Supermarkets Spur Stronger-Than-Expected U.K. Retail Sales

(Bloomberg) -- U.K. retail sales rose more than expected in February as spending at supermarkets jumped, but a poor month for non-food stores suggests the squeeze on living standards is continuing to weigh on consumers.

The volume of goods sold in stores and online climbed 0.8 percent from January, double the increase forecast by economists, Office for National Statistics data Thursday show. The increase followed declines in the previous two months.
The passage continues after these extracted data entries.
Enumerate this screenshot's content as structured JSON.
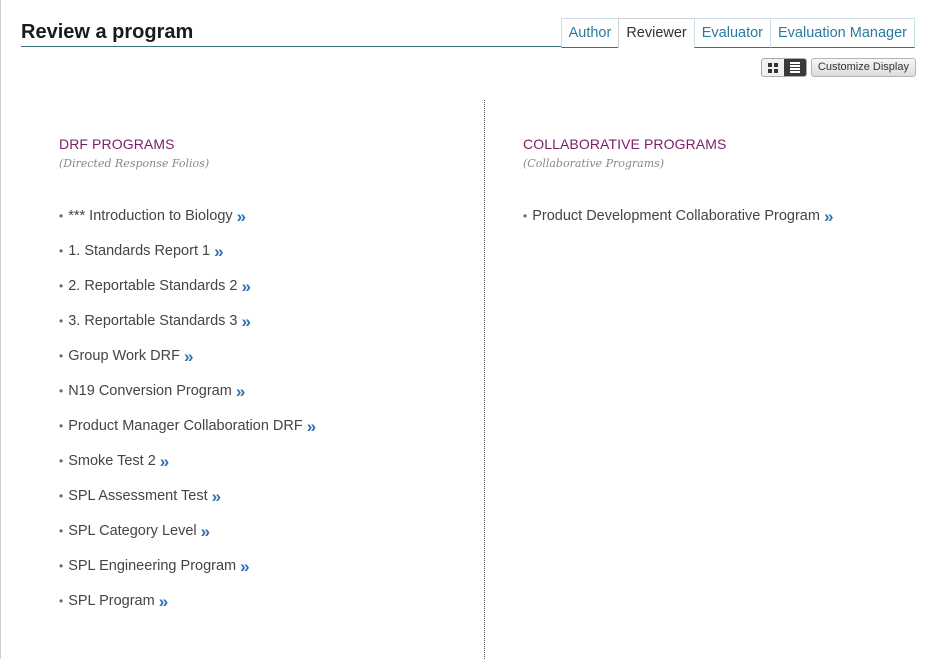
{
  "page": {
    "title": "Review a program"
  },
  "tabs": [
    {
      "label": "Author",
      "active": false
    },
    {
      "label": "Reviewer",
      "active": true
    },
    {
      "label": "Evaluator",
      "active": false
    },
    {
      "label": "Evaluation Manager",
      "active": false
    }
  ],
  "toolbar": {
    "customize_label": "Customize Display",
    "view_mode": "list"
  },
  "drf": {
    "title": "DRF PROGRAMS",
    "subtitle": "(Directed Response Folios)",
    "items": [
      "*** Introduction to Biology",
      "1. Standards Report 1",
      "2. Reportable Standards 2",
      "3. Reportable Standards 3",
      "Group Work DRF",
      "N19 Conversion Program",
      "Product Manager Collaboration DRF",
      "Smoke Test 2",
      "SPL Assessment Test",
      "SPL Category Level",
      "SPL Engineering Program",
      "SPL Program"
    ]
  },
  "collab": {
    "title": "COLLABORATIVE PROGRAMS",
    "subtitle": "(Collaborative Programs)",
    "items": [
      "Product Development Collaborative Program"
    ]
  },
  "symbols": {
    "bullet": "•",
    "more": "»"
  },
  "colors": {
    "section_title": "#7b1f6a",
    "tab_link": "#2a7a9e",
    "arrow": "#2f6fb2"
  }
}
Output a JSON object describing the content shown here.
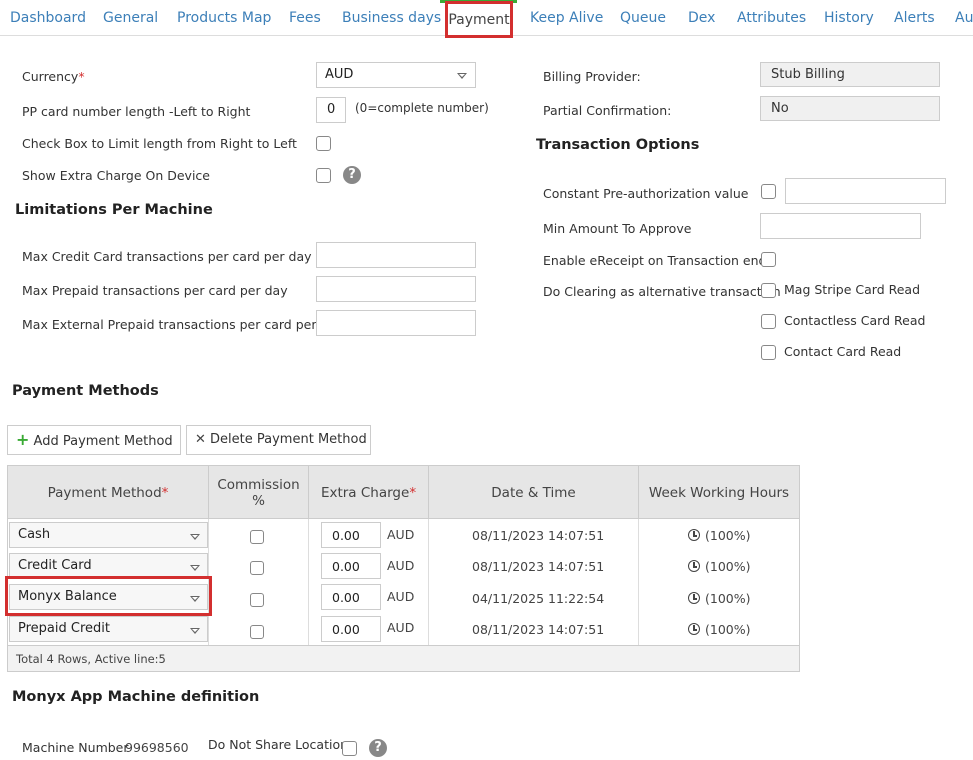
{
  "tabs": [
    "Dashboard",
    "General",
    "Products Map",
    "Fees",
    "Business days",
    "Payment",
    "Keep Alive",
    "Queue",
    "Dex",
    "Attributes",
    "History",
    "Alerts",
    "Au"
  ],
  "active_tab": "Payment",
  "left": {
    "currency_label": "Currency",
    "currency_value": "AUD",
    "pp_length_label": "PP card number length -Left to Right",
    "pp_length_value": "0",
    "pp_length_hint": "(0=complete number)",
    "limit_rtl_label": "Check Box to Limit length from Right to Left",
    "extra_charge_label": "Show Extra Charge On Device",
    "limitations_heading": "Limitations Per Machine",
    "max_credit_label": "Max Credit Card transactions per card per day",
    "max_prepaid_label": "Max Prepaid transactions per card per day",
    "max_ext_prepaid_label": "Max External Prepaid transactions per card per day"
  },
  "right": {
    "billing_provider_label": "Billing Provider:",
    "billing_provider_value": "Stub Billing",
    "partial_conf_label": "Partial Confirmation:",
    "partial_conf_value": "No",
    "transaction_heading": "Transaction Options",
    "preauth_label": "Constant Pre-authorization value",
    "min_amount_label": "Min Amount To Approve",
    "ereceipt_label": "Enable eReceipt on Transaction end",
    "clearing_label": "Do Clearing as alternative transaction",
    "clearing_options": [
      "Mag Stripe Card Read",
      "Contactless Card Read",
      "Contact Card Read"
    ]
  },
  "payment_methods": {
    "heading": "Payment Methods",
    "add_label": "Add Payment Method",
    "delete_label": "Delete Payment Method",
    "columns": {
      "method": "Payment Method",
      "commission": "Commission %",
      "extra": "Extra Charge",
      "date": "Date & Time",
      "hours": "Week Working Hours"
    },
    "rows": [
      {
        "method": "Cash",
        "extra": "0.00",
        "currency": "AUD",
        "date": "08/11/2023 14:07:51",
        "hours": "(100%)"
      },
      {
        "method": "Credit Card",
        "extra": "0.00",
        "currency": "AUD",
        "date": "08/11/2023 14:07:51",
        "hours": "(100%)"
      },
      {
        "method": "Monyx Balance",
        "extra": "0.00",
        "currency": "AUD",
        "date": "04/11/2025 11:22:54",
        "hours": "(100%)"
      },
      {
        "method": "Prepaid Credit",
        "extra": "0.00",
        "currency": "AUD",
        "date": "08/11/2023 14:07:51",
        "hours": "(100%)"
      }
    ],
    "footer": "Total 4 Rows, Active line:5"
  },
  "monyx": {
    "heading": "Monyx App Machine definition",
    "machine_number_label": "Machine Number",
    "machine_number_value": "99698560",
    "share_location_label": "Do Not Share Location"
  },
  "icons": {
    "add": "plus-icon",
    "delete": "x-icon",
    "help": "question-icon",
    "dropdown": "caret-down-icon",
    "hours": "clock-icon"
  },
  "colors": {
    "link": "#3c7fb8",
    "highlight": "#d32f2f",
    "active_tab_top": "#3aaa35",
    "add_icon": "#3aaa35"
  }
}
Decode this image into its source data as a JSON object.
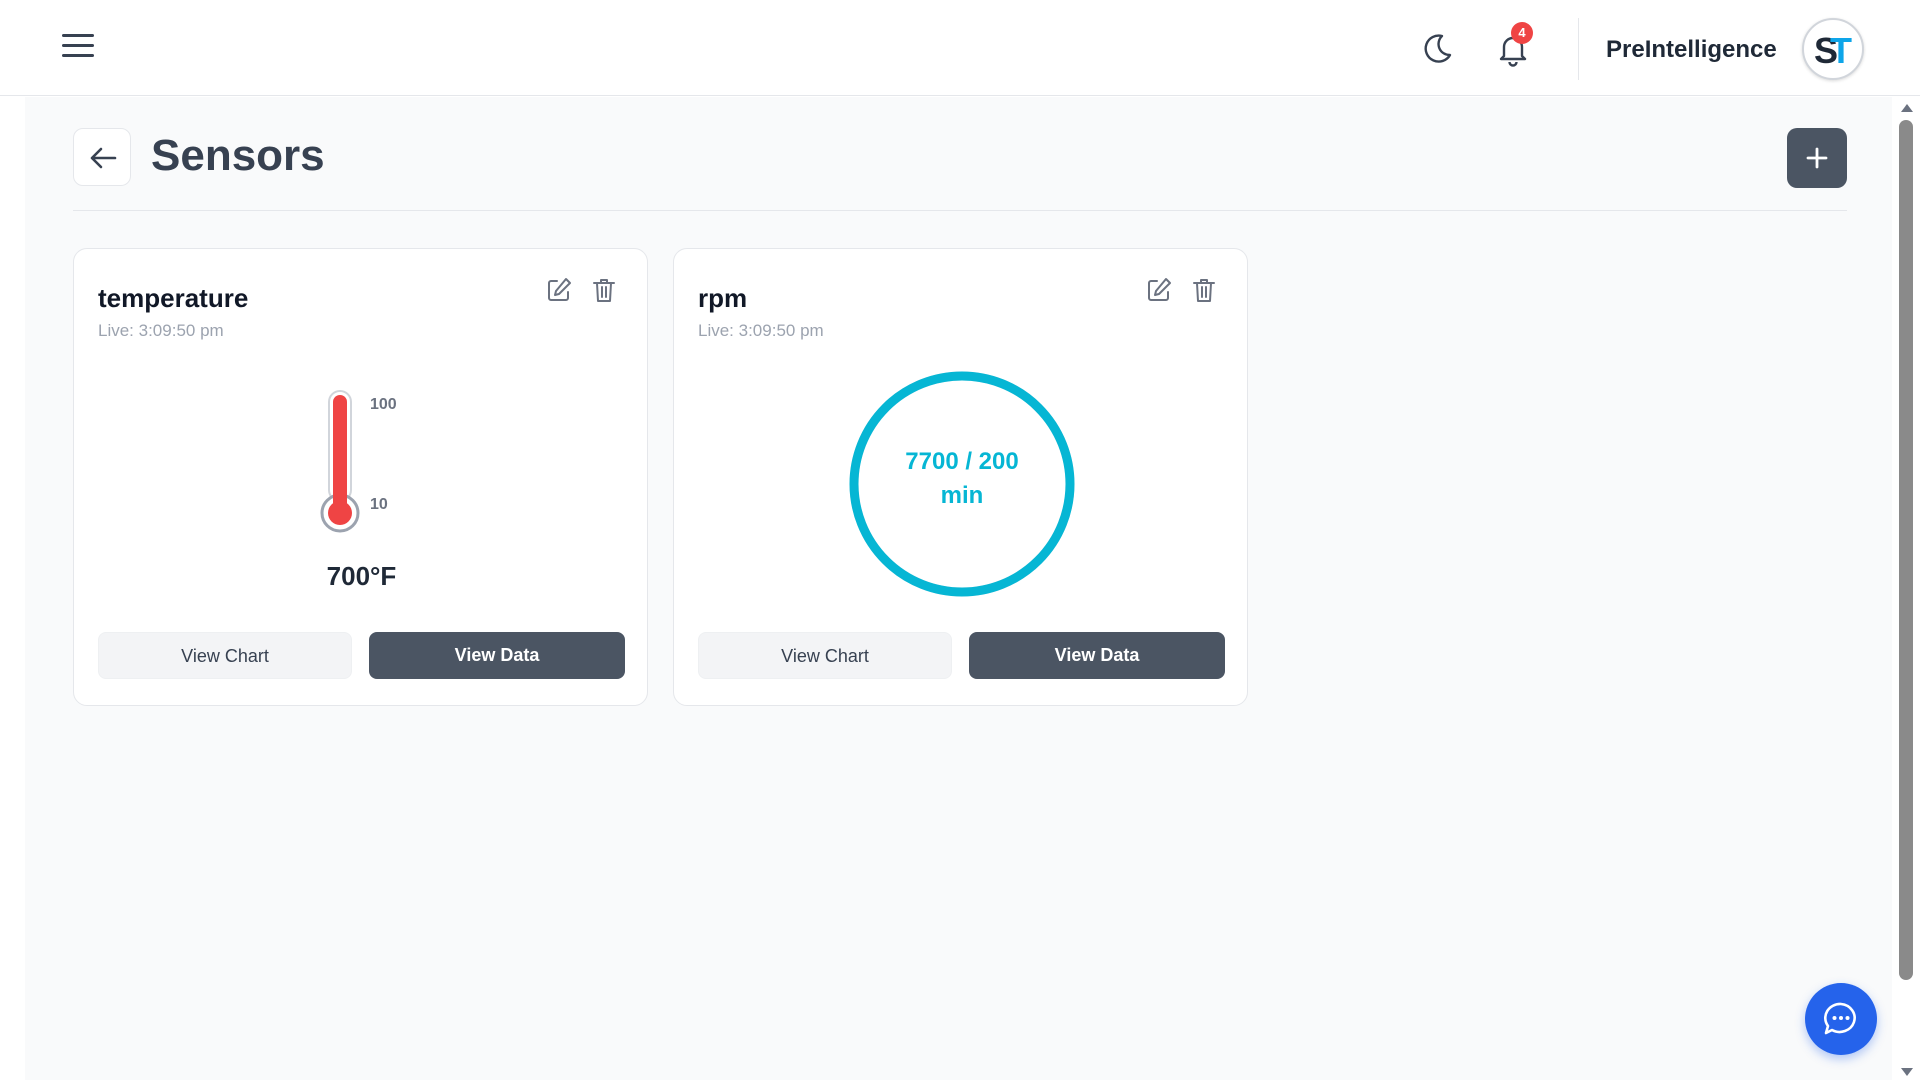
{
  "header": {
    "brand": "PreIntelligence",
    "notification_count": "4",
    "avatar_initials": "ST",
    "icons": {
      "menu": "hamburger-menu-icon",
      "theme": "moon-icon",
      "notifications": "bell-icon"
    }
  },
  "page": {
    "title": "Sensors"
  },
  "sensors": [
    {
      "name": "temperature",
      "live": "Live: 3:09:50 pm",
      "widget": "thermometer",
      "scale_max_label": "100",
      "scale_min_label": "10",
      "value_text": "700°F",
      "fill_fraction": 1.0,
      "view_chart_label": "View Chart",
      "view_data_label": "View Data"
    },
    {
      "name": "rpm",
      "live": "Live: 3:09:50 pm",
      "widget": "ring-gauge",
      "gauge_line1": "7700 / 200",
      "gauge_line2": "min",
      "fill_fraction": 1.0,
      "view_chart_label": "View Chart",
      "view_data_label": "View Data"
    }
  ],
  "colors": {
    "accent_dark": "#4b5563",
    "thermometer_red": "#ef4444",
    "gauge_cyan": "#06b6d4",
    "badge_red": "#ef4444",
    "chat_blue": "#2563eb"
  }
}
Supermarkets Spur Stronger-Than-Expected U.K. Retail Sales

Sales excluding auto fuel increased by 0.6 percent in February and were up just 1.1 percent from a year earlier. And renewed weakness is expected this month, when snow and freezing temperatures gripped the country. Sales will fall in the first quarter, exerting a drag on the economy, unless March sees an increase of 0.6 percent.

The figures come as the Bank of England prepares to announce its latest policy decision at noon. While officials are expected to keep the benchmark interest rate at 0.5 percent, markets are all-but pricing in an increase in May to head off inflationary pressures emerging in the labor market. The pound was 0.1 percent higher at $1.4157 as of 11:20 a.m. London time.

With inflation easing and wages picking up, British consumers are only now seeing an end to the cost of living squeeze that has taken its toll on retailers from Kingfisher’s B&Q home-improvement chain to suit maker Moss Bros Group.

Food sales rose by 1.1 percent from January and there was also a boost from household goods and goods sold online. But non-food sales overall fell by 0.8 percent, with department stores and clothing shops both experiencing declines, suggesting households are holding back on non-essential purchases.

Retail sales fell 0.4 percent between December and February, the first quarterly decline in almost a year.

“The underlying three-month picture is one of falling sales, mainly due to strong declines across all sectors in December,” said ONS statistician Rhian Murphy.